Around the 2016 election she raised her voice on behalf of Hillary Clinton, then retreated to Portugal with her brood, where she is now ostensibly, and certainly temporarily, a soccer mom. She adopted son David Banda (who is a soccer player in Lisbon), then daughter Mercy James, and then last year adding four-year-old twins Estere and Stella to the family. The adoptions, all from Malawi, were accompanied by varying degrees of sound and fury.

Madonna has been heavily criticized for her plastic surgery — her face was once dissected by a surgeon’s pen on the cover of New York Magazine, an article within about how she has driven the cheek filler market and created a new face proportion. Get that? She invented a face!

She has been oft-cited for her feuds, most often with women. Though to be honest, she does fan the flames herself. She counts Lady Gaga, Gwyneth Paltrow and Mariah Carey as her top “frenemies.”

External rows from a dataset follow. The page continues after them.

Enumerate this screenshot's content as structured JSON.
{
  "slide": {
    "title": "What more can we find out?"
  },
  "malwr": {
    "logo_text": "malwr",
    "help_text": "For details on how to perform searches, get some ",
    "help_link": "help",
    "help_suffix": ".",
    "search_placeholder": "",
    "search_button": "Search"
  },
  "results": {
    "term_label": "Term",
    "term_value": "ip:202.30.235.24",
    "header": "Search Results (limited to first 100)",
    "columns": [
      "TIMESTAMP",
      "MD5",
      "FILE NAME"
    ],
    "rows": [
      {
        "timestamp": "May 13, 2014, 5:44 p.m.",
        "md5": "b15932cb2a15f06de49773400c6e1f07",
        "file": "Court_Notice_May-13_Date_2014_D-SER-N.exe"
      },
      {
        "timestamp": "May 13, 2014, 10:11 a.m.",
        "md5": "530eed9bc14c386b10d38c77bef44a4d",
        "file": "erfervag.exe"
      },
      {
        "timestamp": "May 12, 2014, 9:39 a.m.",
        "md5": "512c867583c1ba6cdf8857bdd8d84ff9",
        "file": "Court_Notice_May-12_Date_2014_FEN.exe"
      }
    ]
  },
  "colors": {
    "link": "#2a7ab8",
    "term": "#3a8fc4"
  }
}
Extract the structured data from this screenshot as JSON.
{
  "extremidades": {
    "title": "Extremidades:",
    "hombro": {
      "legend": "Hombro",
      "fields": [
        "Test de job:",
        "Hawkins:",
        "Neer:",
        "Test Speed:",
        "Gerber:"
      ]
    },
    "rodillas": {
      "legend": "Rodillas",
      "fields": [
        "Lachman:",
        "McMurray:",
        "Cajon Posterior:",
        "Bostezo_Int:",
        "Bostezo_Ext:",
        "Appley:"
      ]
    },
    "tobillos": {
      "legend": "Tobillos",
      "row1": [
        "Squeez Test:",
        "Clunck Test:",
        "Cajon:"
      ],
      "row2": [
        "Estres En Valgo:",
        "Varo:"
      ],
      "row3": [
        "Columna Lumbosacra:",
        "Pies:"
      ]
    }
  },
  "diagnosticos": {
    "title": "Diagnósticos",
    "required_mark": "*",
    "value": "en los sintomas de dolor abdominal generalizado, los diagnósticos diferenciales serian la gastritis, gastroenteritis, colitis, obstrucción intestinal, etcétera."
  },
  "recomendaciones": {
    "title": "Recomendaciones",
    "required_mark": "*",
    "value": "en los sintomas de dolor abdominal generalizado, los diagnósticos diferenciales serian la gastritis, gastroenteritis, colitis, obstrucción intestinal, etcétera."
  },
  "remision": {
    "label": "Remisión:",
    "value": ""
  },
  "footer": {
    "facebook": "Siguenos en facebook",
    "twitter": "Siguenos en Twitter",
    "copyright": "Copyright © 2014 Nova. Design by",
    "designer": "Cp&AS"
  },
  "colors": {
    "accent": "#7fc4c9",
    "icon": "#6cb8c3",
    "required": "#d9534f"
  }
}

But it is the numbers that matter. If Madonna wants to wear duct tape on her boobs at the Met Ball, or flash her 60-year-old arse at the cameras, she has earned the right to her place in that conversation. So say her 45 No. 1 hit singles, her 300 million albums sold worldwide, her 273 awards and counting. Oh, and her estimated $500 million fortune.

Madonna has been interviewed thousands of times. She tends to toy with her chroniclers like a particularly perverse cat. Unsurprisingly, one exception is an archival interview with Oprah, an outsized personality and artist herself who can empathize with what it must be like to be so famous, and such a significant a part of culture-shaping.

In it, Madonna talks about her job, which she describes as conquering her fears. She admits to insecurities, as a woman, about her body (she worries her legs are fat), and as a performer. But when asked what truly scares her, Madonna says: “Ignorance. Losing loved ones. Running out of creative ideas.”

So there we have our answer, she does lie awake at night. But hopefully not about too many candles on her cake. She has more work to do leading generations behind her through that door. With brashness and clamour, loud and proud.

We have enough elegant icons, Ms. Paglia. Let Madonna do Madonna.